UK energy policy causing 'confusion and scepticism'
The scientific community must take a more decisive lead in the debate on energy policy, according to the UK Energy Research Centre (UKERC).
Research funded by the UKERC indicates that news coverage of renewables and related energy issues is creating uncertainty and confusion.
The research was put together by social scientists and experts from the Glasgow University Media Group and Chatham House.
It reveals that four out of five people have never heard of the term 'energy security' and the UKERC claims this has led to cynicism and disengagement on energy policy.
However, 94% believed that action should be taken to secure the future energy supply, even though most were not sure what options might be available.
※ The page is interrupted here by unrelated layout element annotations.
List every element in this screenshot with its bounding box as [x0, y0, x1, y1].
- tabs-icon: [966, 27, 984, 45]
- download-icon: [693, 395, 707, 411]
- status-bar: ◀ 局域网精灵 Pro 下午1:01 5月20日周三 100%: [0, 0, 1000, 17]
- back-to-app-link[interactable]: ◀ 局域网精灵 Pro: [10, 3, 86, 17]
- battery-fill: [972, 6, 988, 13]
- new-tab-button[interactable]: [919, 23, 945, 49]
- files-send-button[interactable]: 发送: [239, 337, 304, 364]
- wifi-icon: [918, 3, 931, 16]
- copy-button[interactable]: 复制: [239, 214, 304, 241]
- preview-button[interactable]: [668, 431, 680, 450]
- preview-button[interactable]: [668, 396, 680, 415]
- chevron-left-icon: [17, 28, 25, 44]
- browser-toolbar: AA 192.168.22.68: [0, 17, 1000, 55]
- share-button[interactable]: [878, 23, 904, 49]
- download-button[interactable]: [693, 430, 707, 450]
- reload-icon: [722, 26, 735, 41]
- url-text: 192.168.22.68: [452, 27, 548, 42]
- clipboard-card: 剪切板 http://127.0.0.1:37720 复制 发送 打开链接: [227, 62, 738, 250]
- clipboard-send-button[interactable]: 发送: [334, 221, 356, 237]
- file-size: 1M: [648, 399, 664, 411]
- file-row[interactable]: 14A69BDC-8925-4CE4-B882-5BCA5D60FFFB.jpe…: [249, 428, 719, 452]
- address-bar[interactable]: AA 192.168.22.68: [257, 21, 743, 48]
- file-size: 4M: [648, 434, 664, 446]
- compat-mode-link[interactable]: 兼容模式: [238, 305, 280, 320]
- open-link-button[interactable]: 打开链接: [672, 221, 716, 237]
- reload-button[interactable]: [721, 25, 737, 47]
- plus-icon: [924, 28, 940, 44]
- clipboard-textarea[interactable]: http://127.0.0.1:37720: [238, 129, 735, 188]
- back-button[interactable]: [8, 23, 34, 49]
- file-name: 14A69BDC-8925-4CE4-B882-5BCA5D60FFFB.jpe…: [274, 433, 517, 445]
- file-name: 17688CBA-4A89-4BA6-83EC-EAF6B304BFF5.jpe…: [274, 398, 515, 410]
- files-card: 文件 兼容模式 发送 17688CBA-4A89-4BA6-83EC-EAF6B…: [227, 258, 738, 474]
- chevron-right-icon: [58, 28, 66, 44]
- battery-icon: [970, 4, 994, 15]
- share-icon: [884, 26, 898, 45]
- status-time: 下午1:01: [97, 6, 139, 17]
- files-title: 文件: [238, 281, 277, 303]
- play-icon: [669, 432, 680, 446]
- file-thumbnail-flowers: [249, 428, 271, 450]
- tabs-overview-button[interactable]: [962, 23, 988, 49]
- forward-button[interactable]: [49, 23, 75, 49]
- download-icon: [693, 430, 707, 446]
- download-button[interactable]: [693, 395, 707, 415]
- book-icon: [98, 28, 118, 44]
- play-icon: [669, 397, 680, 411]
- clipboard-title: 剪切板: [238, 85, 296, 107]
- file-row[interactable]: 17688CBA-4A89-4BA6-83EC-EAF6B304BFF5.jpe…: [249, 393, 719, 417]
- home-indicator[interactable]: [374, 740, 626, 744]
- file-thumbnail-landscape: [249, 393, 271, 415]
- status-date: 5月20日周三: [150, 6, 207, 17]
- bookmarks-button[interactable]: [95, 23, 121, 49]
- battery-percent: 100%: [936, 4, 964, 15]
The researchers used all-day focus groups, and exposed people to authentic TV and radio broadcasts produced by working news journalists. These examined three imagined future scenarios - a mass flood in Bangladesh, the UK's worst-ever flood disaster, and a UK gas shortage resulting in a power loss for 20 million people across the UK.
Follow up interviews were held six months after the initial focus groups, to see whether individuals' participation had resulted in any long-term changes in attitudes and behaviour.
Scientists, academics and researchers were named as the group most trusted as a source of reliable information. However, people viewed climate change science as too confusing and inconsistent for them to understand.
According to the UKERC, there was a feeling that the issue had dropped off the media agenda. People reported feeling disengaged and powerless, and a key reason for this was their distrust of politicians, who were perceived as sending out inaccurate information.
Research associate at the Glasgow University Media Group and one of the report's authors Catherine Happer said:
"The confusion and scepticism we uncovered in relation to the legitimacy of the scientific arguments and the inconsistency of climate change predictions are a direct consequence of the number of voices and opinions engaging in the media debate. Climate change, largely as a result of a dip in media coverage, is no longer seen as the priority it once was.
"However, when it came to energy, participants were more open to new information and the discussions seemed to have more of an impact on them. This appeared to be related to the fact that it was a new issue for them, still crystallising in their minds, and that their attitudes were still at the point of being formed.
"This represents a real opportunity for the scientific and research community to show leadership and clarity energy security, so as to avoid a repeat of what happened in relation to climate change."